Le principal fleuve de la péninsule est à sec après un hiver sans précipitations. Les ressources hydriques sont insufsantes pour répondre à la demande des ménages, de l’agriculture et des centrales hydroélectriques.
Jeudi, les deux principaux quotidiens italiens, le Corriere della Sera et La Repubblica, ont décidé de placer en une des photos du Pô à sec. Un choix commun qui montre la gravité de la situation. Toutes les stations de relevés du principal fleuve d’Italie, sauf celle de Piacenza, enregistrent actuellement des niveaux de « sévère sécheresse » —une tendance encore aggravée par la vague de chaleur qui a investi l’Italie cette semaine. En mars déjà, l’observatoire européen de la sécheresse anticipait une « compétition pour l’eau pendant les mois plus chauds ».
En cause, la diminution de l’enneigement des Alpes, en chute de 40% par rapport à la moyenne des dix années précédentes, et le faible taux des précipitations, « presque absentes » entre décembre 2021 et mars 2022. Le Pô, dont le cours délimite le nord et le centre du pays, fait de la plaine éponyme une des zones les plus fertiles d’Italie et constitue un élément crucial à l’équilibre naturel du pays. Son bassin hydrographique —qui débute dans le Piémont à l’ouest et se termine par un delta au niveau de l’Adriatique —couvre un quart de la superficie du pays et permet, en plus des activités agricoles, le transport par bateau et l’approvisionnement en eau de plusieurs régions. Priorité. Mais aujourd’hui, 125 communes ont commencé à rationner l’eau la nuit afin d’éviter les gaspillages et de maintenir une capacité normale aux heures plus chaudes.
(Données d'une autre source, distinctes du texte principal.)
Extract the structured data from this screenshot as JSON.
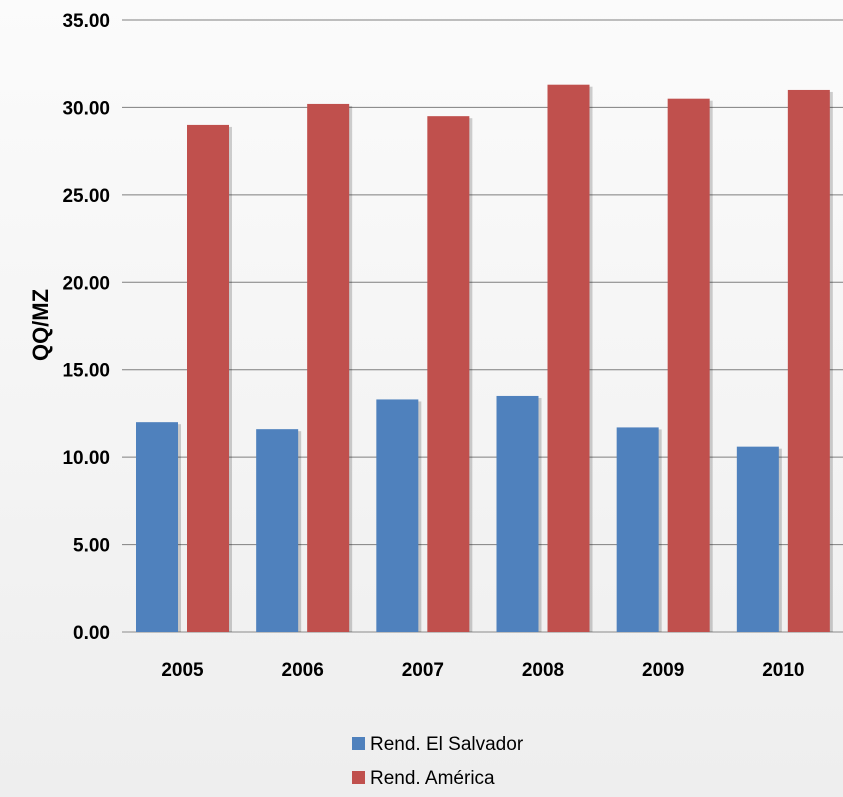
{
  "chart_data": {
    "type": "bar",
    "title": "",
    "ylabel": "QQ/MZ",
    "xlabel": "",
    "categories": [
      "2005",
      "2006",
      "2007",
      "2008",
      "2009",
      "2010"
    ],
    "series": [
      {
        "name": "Rend. El Salvador",
        "color": "#4f81bd",
        "values": [
          12.0,
          11.6,
          13.3,
          13.5,
          11.7,
          10.6
        ]
      },
      {
        "name": "Rend. América",
        "color": "#c0504d",
        "values": [
          29.0,
          30.2,
          29.5,
          31.3,
          30.5,
          31.0
        ]
      }
    ],
    "ylim": [
      0,
      35
    ],
    "yticks": [
      "0.00",
      "5.00",
      "10.00",
      "15.00",
      "20.00",
      "25.00",
      "30.00",
      "35.00"
    ],
    "grid": true,
    "legend_position": "bottom"
  }
}
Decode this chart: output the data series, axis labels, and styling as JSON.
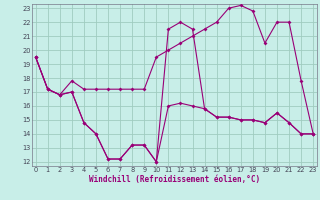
{
  "xlabel": "Windchill (Refroidissement éolien,°C)",
  "xlim": [
    0,
    23
  ],
  "ylim": [
    12,
    23
  ],
  "xticks": [
    0,
    1,
    2,
    3,
    4,
    5,
    6,
    7,
    8,
    9,
    10,
    11,
    12,
    13,
    14,
    15,
    16,
    17,
    18,
    19,
    20,
    21,
    22,
    23
  ],
  "yticks": [
    12,
    13,
    14,
    15,
    16,
    17,
    18,
    19,
    20,
    21,
    22,
    23
  ],
  "bg_color": "#c8eee8",
  "grid_color": "#a0ccc0",
  "line_color": "#990077",
  "line_a_x": [
    0,
    1,
    2,
    3,
    4,
    5,
    6,
    7,
    8,
    9,
    10,
    11,
    12,
    13,
    14,
    15,
    16,
    17,
    18,
    19,
    20,
    21,
    22,
    23
  ],
  "line_a_y": [
    19.5,
    17.2,
    16.8,
    17.8,
    17.2,
    17.2,
    17.2,
    17.2,
    17.2,
    17.2,
    19.5,
    20.0,
    20.5,
    21.0,
    21.5,
    22.0,
    23.0,
    23.2,
    22.8,
    20.5,
    22.0,
    22.0,
    17.8,
    14.0
  ],
  "line_b_x": [
    0,
    1,
    2,
    3,
    4,
    5,
    6,
    7,
    8,
    9,
    10,
    11,
    12,
    13,
    14,
    15,
    16,
    17,
    18,
    19,
    20,
    21,
    22,
    23
  ],
  "line_b_y": [
    19.5,
    17.2,
    16.8,
    17.0,
    14.8,
    14.0,
    12.2,
    12.2,
    13.2,
    13.2,
    12.0,
    21.5,
    22.0,
    21.5,
    15.8,
    15.2,
    15.2,
    15.0,
    15.0,
    14.8,
    15.5,
    14.8,
    14.0,
    14.0
  ],
  "line_c_x": [
    0,
    1,
    2,
    3,
    4,
    5,
    6,
    7,
    8,
    9,
    10,
    11,
    12,
    13,
    14,
    15,
    16,
    17,
    18,
    19,
    20,
    21,
    22,
    23
  ],
  "line_c_y": [
    19.5,
    17.2,
    16.8,
    17.0,
    14.8,
    14.0,
    12.2,
    12.2,
    13.2,
    13.2,
    12.0,
    16.0,
    16.2,
    16.0,
    15.8,
    15.2,
    15.2,
    15.0,
    15.0,
    14.8,
    15.5,
    14.8,
    14.0,
    14.0
  ]
}
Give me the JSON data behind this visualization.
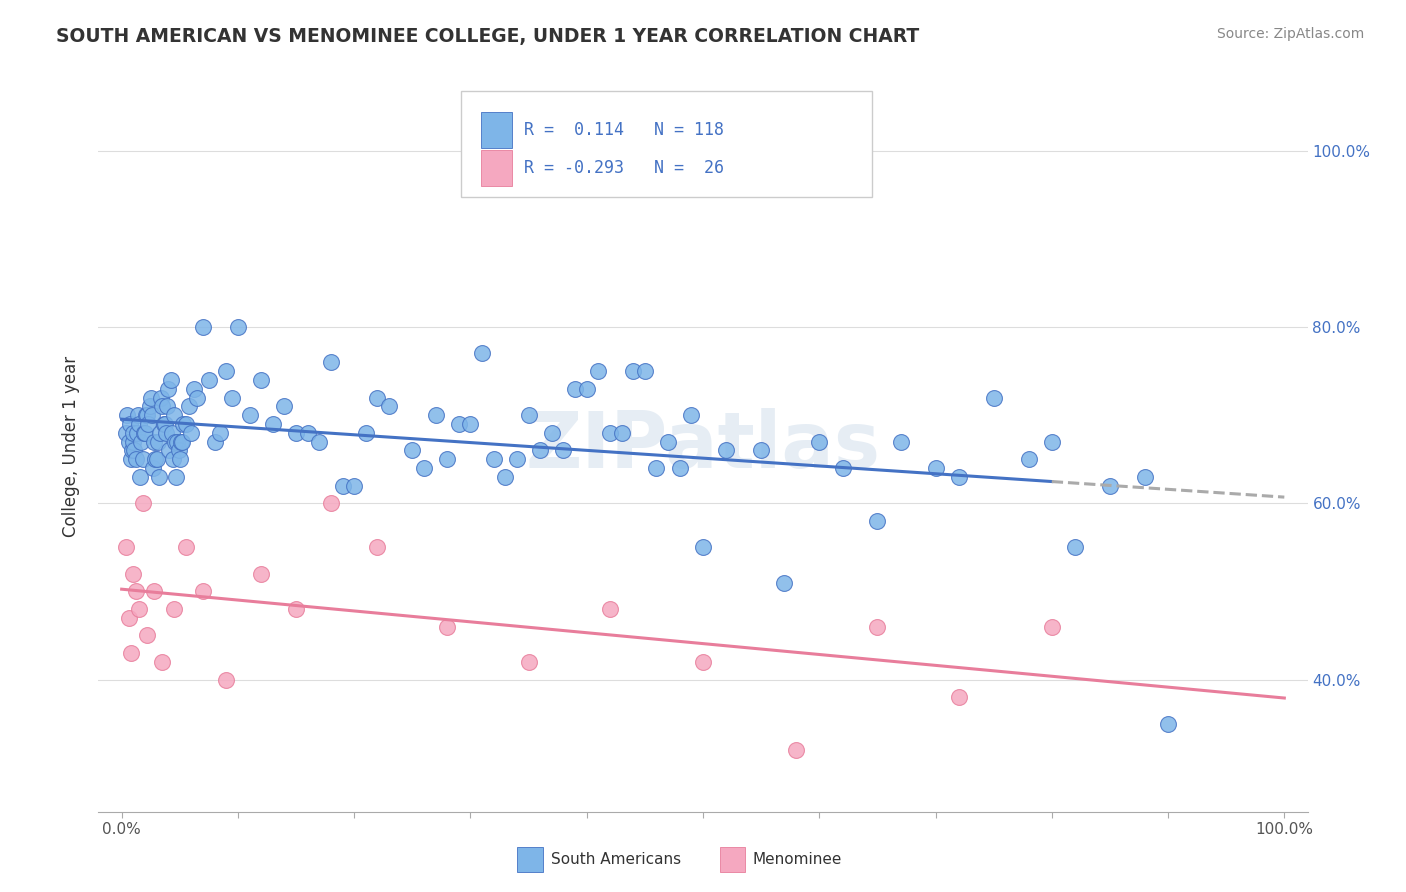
{
  "title": "SOUTH AMERICAN VS MENOMINEE COLLEGE, UNDER 1 YEAR CORRELATION CHART",
  "source": "Source: ZipAtlas.com",
  "ylabel": "College, Under 1 year",
  "legend_labels": [
    "South Americans",
    "Menominee"
  ],
  "r_blue": 0.114,
  "n_blue": 118,
  "r_pink": -0.293,
  "n_pink": 26,
  "blue_color": "#7EB5E8",
  "pink_color": "#F5A8C0",
  "blue_edge_color": "#4472C4",
  "pink_edge_color": "#E87D9B",
  "blue_line_color": "#4472C4",
  "pink_line_color": "#E87D9B",
  "watermark": "ZIPatlas",
  "blue_scatter_x": [
    0.4,
    0.5,
    0.6,
    0.7,
    0.8,
    0.9,
    1.0,
    1.0,
    1.1,
    1.2,
    1.3,
    1.4,
    1.5,
    1.6,
    1.7,
    1.8,
    1.9,
    2.0,
    2.1,
    2.2,
    2.3,
    2.4,
    2.5,
    2.6,
    2.7,
    2.8,
    2.9,
    3.0,
    3.1,
    3.2,
    3.3,
    3.4,
    3.5,
    3.6,
    3.7,
    3.8,
    3.9,
    4.0,
    4.1,
    4.2,
    4.3,
    4.4,
    4.5,
    4.6,
    4.7,
    4.8,
    4.9,
    5.0,
    5.1,
    5.2,
    5.3,
    5.5,
    5.8,
    6.0,
    6.2,
    6.5,
    7.0,
    7.5,
    8.0,
    8.5,
    9.0,
    9.5,
    10.0,
    11.0,
    12.0,
    13.0,
    14.0,
    15.0,
    16.0,
    17.0,
    18.0,
    19.0,
    20.0,
    21.0,
    22.0,
    23.0,
    25.0,
    26.0,
    27.0,
    28.0,
    29.0,
    30.0,
    31.0,
    32.0,
    33.0,
    34.0,
    35.0,
    36.0,
    37.0,
    38.0,
    39.0,
    40.0,
    41.0,
    42.0,
    43.0,
    44.0,
    45.0,
    46.0,
    47.0,
    48.0,
    49.0,
    50.0,
    52.0,
    55.0,
    57.0,
    60.0,
    62.0,
    65.0,
    67.0,
    70.0,
    72.0,
    75.0,
    78.0,
    80.0,
    82.0,
    85.0,
    88.0,
    90.0
  ],
  "blue_scatter_y": [
    68,
    70,
    67,
    69,
    65,
    66,
    67,
    68,
    66,
    65,
    68,
    70,
    69,
    63,
    67,
    65,
    68,
    68,
    70,
    70,
    69,
    71,
    72,
    70,
    64,
    67,
    65,
    65,
    67,
    63,
    68,
    72,
    71,
    69,
    69,
    68,
    71,
    73,
    66,
    74,
    68,
    65,
    70,
    67,
    63,
    67,
    66,
    65,
    67,
    67,
    69,
    69,
    71,
    68,
    73,
    72,
    80,
    74,
    67,
    68,
    75,
    72,
    80,
    70,
    74,
    69,
    71,
    68,
    68,
    67,
    76,
    62,
    62,
    68,
    72,
    71,
    66,
    64,
    70,
    65,
    69,
    69,
    77,
    65,
    63,
    65,
    70,
    66,
    68,
    66,
    73,
    73,
    75,
    68,
    68,
    75,
    75,
    64,
    67,
    64,
    70,
    55,
    66,
    66,
    51,
    67,
    64,
    58,
    67,
    64,
    63,
    72,
    65,
    67,
    55,
    62,
    63,
    35
  ],
  "pink_scatter_x": [
    0.4,
    0.6,
    0.8,
    1.0,
    1.2,
    1.5,
    1.8,
    2.2,
    2.8,
    3.5,
    4.5,
    5.5,
    7.0,
    9.0,
    12.0,
    15.0,
    18.0,
    22.0,
    28.0,
    35.0,
    42.0,
    50.0,
    58.0,
    65.0,
    72.0,
    80.0
  ],
  "pink_scatter_y": [
    55,
    47,
    43,
    52,
    50,
    48,
    60,
    45,
    50,
    42,
    48,
    55,
    50,
    40,
    52,
    48,
    60,
    55,
    46,
    42,
    48,
    42,
    32,
    46,
    38,
    46
  ]
}
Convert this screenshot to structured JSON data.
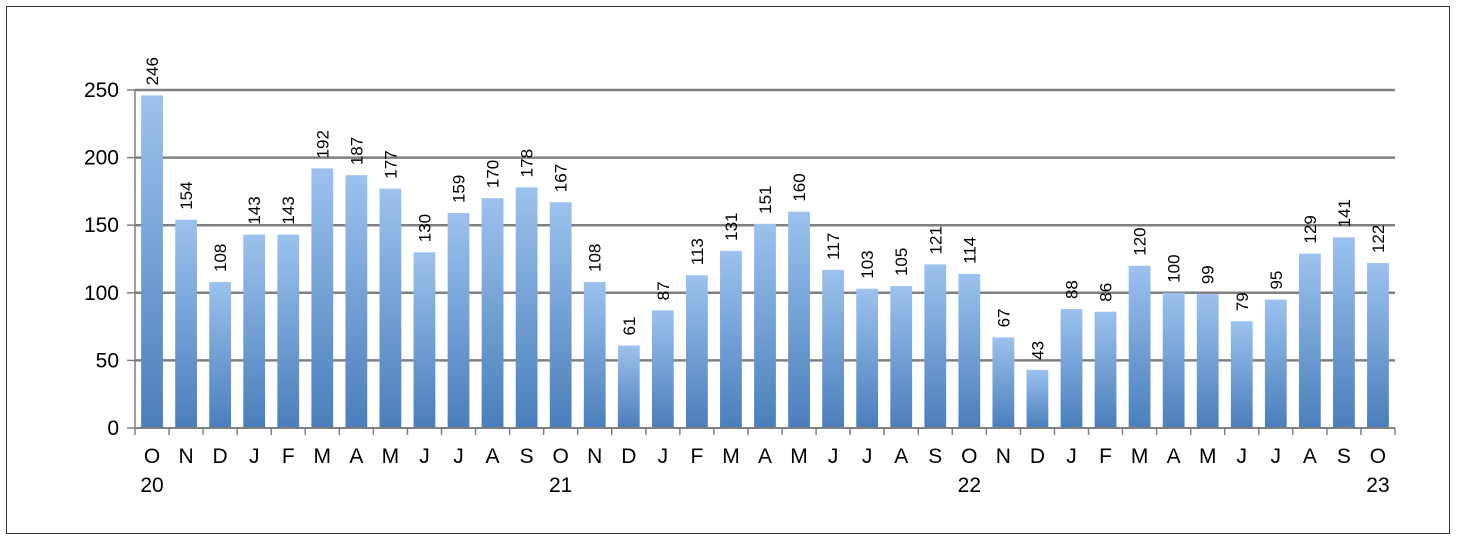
{
  "chart_data": {
    "type": "bar",
    "categories": [
      "O",
      "N",
      "D",
      "J",
      "F",
      "M",
      "A",
      "M",
      "J",
      "J",
      "A",
      "S",
      "O",
      "N",
      "D",
      "J",
      "F",
      "M",
      "A",
      "M",
      "J",
      "J",
      "A",
      "S",
      "O",
      "N",
      "D",
      "J",
      "F",
      "M",
      "A",
      "M",
      "J",
      "J",
      "A",
      "S",
      "O"
    ],
    "year_labels": [
      {
        "index": 0,
        "label": "20"
      },
      {
        "index": 12,
        "label": "21"
      },
      {
        "index": 24,
        "label": "22"
      },
      {
        "index": 36,
        "label": "23"
      }
    ],
    "values": [
      246,
      154,
      108,
      143,
      143,
      192,
      187,
      177,
      130,
      159,
      170,
      178,
      167,
      108,
      61,
      87,
      113,
      131,
      151,
      160,
      117,
      103,
      105,
      121,
      114,
      67,
      43,
      88,
      86,
      120,
      100,
      99,
      79,
      95,
      129,
      141,
      122
    ],
    "yticks": [
      0,
      50,
      100,
      150,
      200,
      250
    ],
    "ylim": [
      0,
      250
    ],
    "grid": true,
    "bar_color_top": "#9cc2ee",
    "bar_color_bottom": "#4a7ebb",
    "grid_color": "#7f7f7f"
  }
}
La faiblesse du débit du Pô a également des répercussions sur des terres situées proches de la mer, qui se retrouvent envahies par de l’eau salée jusqu’à 15 kilomètres de la côte, endommageant au passage nappes phréatiques et sols. Le 10 juin, l’autorité qui gère le bassin du Pô, a déclaré que la situation était « la pire des 70 dernières années » et a décidé d’édicter plusieurs grands principes pour gérer les semaines à venir. Primo, l’agriculture aura la priorité sur la production d’énergie hydroélectrique. Dans le cas où la situation ne s’améliorerait pas, les centrales devront donc diminuer la quantité d’eau utilisée, voire suspendre leur activité. Secundo, les entités gérant les lacs ont été autorisées à diminuer le niveau de ceux-ci, déjà en dessous de la moyenne, pour augmenter la proportion d’eau arrivant dans la vallée. Si, pour l’instant, l’impact du rationnement reste limité pour les ménages, le secteur agricole prend, en revanche, la crise de plein fouet. Une mauvaise nouvelle alors que la filière subit déjà l’explosion des prix des matières premières et des pesticides.
«C’est pire que ce qu’on imaginait », souligne Massimiliano Giansanti, patron de Confagricoltura, la fédération regroupant la plupart des entreprises du secteur agricole. Ses premières données montrent une chute de la production de 50% par rapport à 2021, avant même de prendre en compte les difficultés concernant les céréales printanières et estivales : « Il fait très chaud, et on a peu d’eau. Ça veut dire qu’on devra choisir entre maïs, soja, tournesol et riz, on ne pourra pas tout cultiver », précise Massimiliano Giansanti, lui-même contraint de donner la priorité au maïs, « fondamental pour l’élevage ». Commissaire. Sur le long terme, face à la multiplication de ces phénomènes extrêmes, il faudra « augmenter l’efficacité de l’irrigation et mieux utiliser les données grâce à l’intelligence artificielle », ajoute-t-il. Dans l’immédiat, en revanche, il n’y a pas grandchose à faire, sinon plaider pour une meilleure gestion des ressources et prendre des décisions rapides pour affecter l’eau où elle est la plus nécessaire. Certains évoquent même la nomination d’un commissaire extraordinaire, sur le modèle du général Francesco Figliuolo, qui a géré les aspects logistiques et sanitaires de la crise de la Covid : « S’il fait pleuvoir une fois nommé, il est le bienvenu, sourit, amer, Massimiliano Giansanti. Il faudrait lui donner de réels pouvoirs pour trancher sur ces questions, sinon ce sera inutile. » Pour l’instant, la météo prévoit des températures proches de 35°C dans tout le pays au cours des jours à venir.